Dowiedz się więcej o ciasteczkach cookie klikając tutaj

Mieczem wojujesz, od miecza giniesz

15-03-2017 22:10 | Autor: Maciej Petruczenko
To swoista ironia losu, że sesje Rady Warszawy odbywają się w noszącym od zarania nieoficjalne miano „Daru Stalina” Pałacu Kultury i Nauki. Akurat na sesji ostatniej wywiązała się ostra dyskusja nad próbą storpedowania zarządzonego na 26 marca przez Radę referendum w sprawie wrzuconego w Sejmie przez posłów Prawa i Sprawiedliwości projektu powiększenia Warszawy o 32 gminy ościenne w celu stworzenia wielkiej metropolii.
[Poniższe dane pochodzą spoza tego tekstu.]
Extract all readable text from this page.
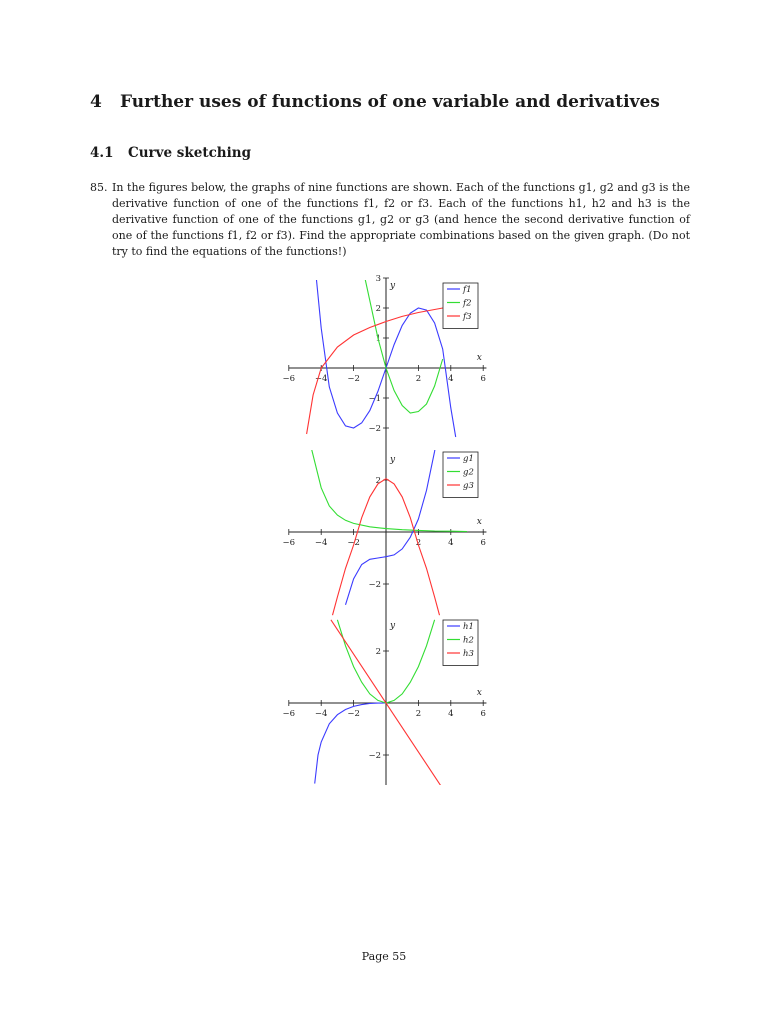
4 Further uses of functions of one variable and derivatives
4.1 Curve sketching
85. In the figures below, the graphs of nine functions are shown. Each of the functions g1, g2 and g3 is the derivative function of one of the functions f1, f2 or f3. Each of the functions h1, h2 and h3 is the derivative function of one of the functions g1, g2 or g3 (and hence the second derivative function of one of the functions f1, f2 or f3). Find the appropriate combinations based on the given graph. (Do not try to find the equations of the functions!)
−6 −4 −2	2	4	6
3
2
1
−1
−2
x
y	f1
f2
f3
−6 −4 −2	2	4	6
2
−2
x
y	g1
g2
g3
−6 −4 −2	2	4	6
2
−2
x
y	h1
h2
h3
Page 55
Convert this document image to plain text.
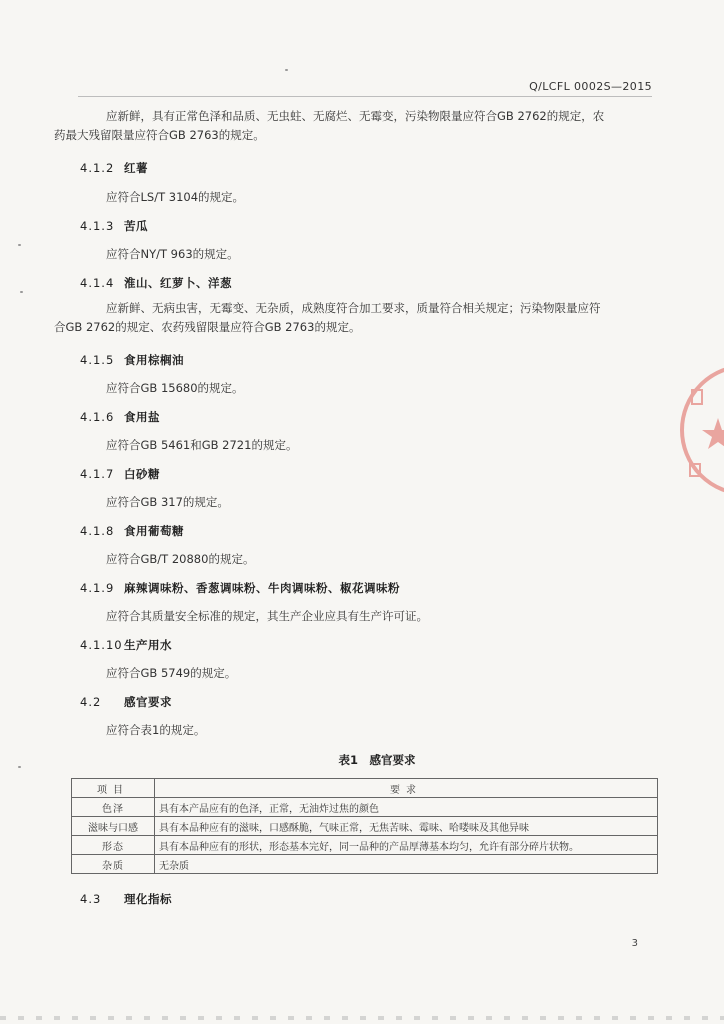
Q/LCFL 0002S—2015
应新鲜，具有正常色泽和品质、无虫蛀、无腐烂、无霉变，污染物限量应符合GB 2762的规定，农
药最大残留限量应符合GB 2763的规定。
4.1.2 红薯
应符合LS/T 3104的规定。
4.1.3 苦瓜
应符合NY/T 963的规定。
4.1.4 淮山、红萝卜、洋葱
应新鲜、无病虫害，无霉变、无杂质，成熟度符合加工要求，质量符合相关规定；污染物限量应符
合GB 2762的规定、农药残留限量应符合GB 2763的规定。
4.1.5 食用棕榈油
应符合GB 15680的规定。
4.1.6 食用盐
应符合GB 5461和GB 2721的规定。
4.1.7 白砂糖
应符合GB 317的规定。
4.1.8 食用葡萄糖
应符合GB/T 20880的规定。
4.1.9 麻辣调味粉、香葱调味粉、牛肉调味粉、椒花调味粉
应符合其质量安全标准的规定，其生产企业应具有生产许可证。
4.1.10生产用水
应符合GB 5749的规定。
4.2 感官要求
应符合表1的规定。
表1　感官要求
项目	要求
色泽	具有本产品应有的色泽，正常，无油炸过焦的颜色
滋味与口感	具有本品种应有的滋味，口感酥脆，气味正常，无焦苦味、霉味、哈喽味及其他异味
形态	具有本品种应有的形状，形态基本完好，同一品种的产品厚薄基本均匀，允许有部分碎片状物。
杂质	无杂质
4.3 理化指标
3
Referendalne pytanie  zdominowana przez reprezentantów Platformy Obywatelskiej Rada sformułowała tak oto: „Czy jest Pan/Pani za zmianą granic Miasta Stołecznego Warszawa poprzez dołączenie kilkudziesięciu sąsiednich gmin?”. No i propisowski wojewoda Zdzisław Sipiera w te pędy unieważnił pod byle pretekstem uchwałę stołecznego parlamentu, który jednak we wtorek 14 marca postanowił zrekontrować decyzję wojewody, zaskarżając ją do sądu.

W trakcie dyskusji radni jechali po sobie równo z trawą, przy czym słowo „politruk” było najłagodniejszym z epitetów. Radnym PiS wypadało, ze zrozumiałych względów, głosować i pyskować przeciwko uchwale niezgodnej z decyzją wojewody, ale dominatorzy z PO i tak zrobili swoje, co musiało od razu przypomnieć o sytuacji w Sejmie, gdzie jest na odwrót, bo tam posłowie PiS mają większość i uchwalają sobie w zasadzie co tylko chcą. Przy takim układzie moralność Kalego wydaje się  czymś zupełnie naturalnym. Dziś Platforma jest całym sercem za samorządowym referendum, choć jeszcze niedawno ostro przeciwstawiała się podobnemu zabiegowi w sprawie ewentualnego odwołania wywodzącej się z tej partii prezydent miasta Hanny Gronkiewicz-Waltz, co złośliwie wytknął we wtorek platformersom radny Piotr Guział, kąsający i całe PO, i samą HGW na każdym kroku.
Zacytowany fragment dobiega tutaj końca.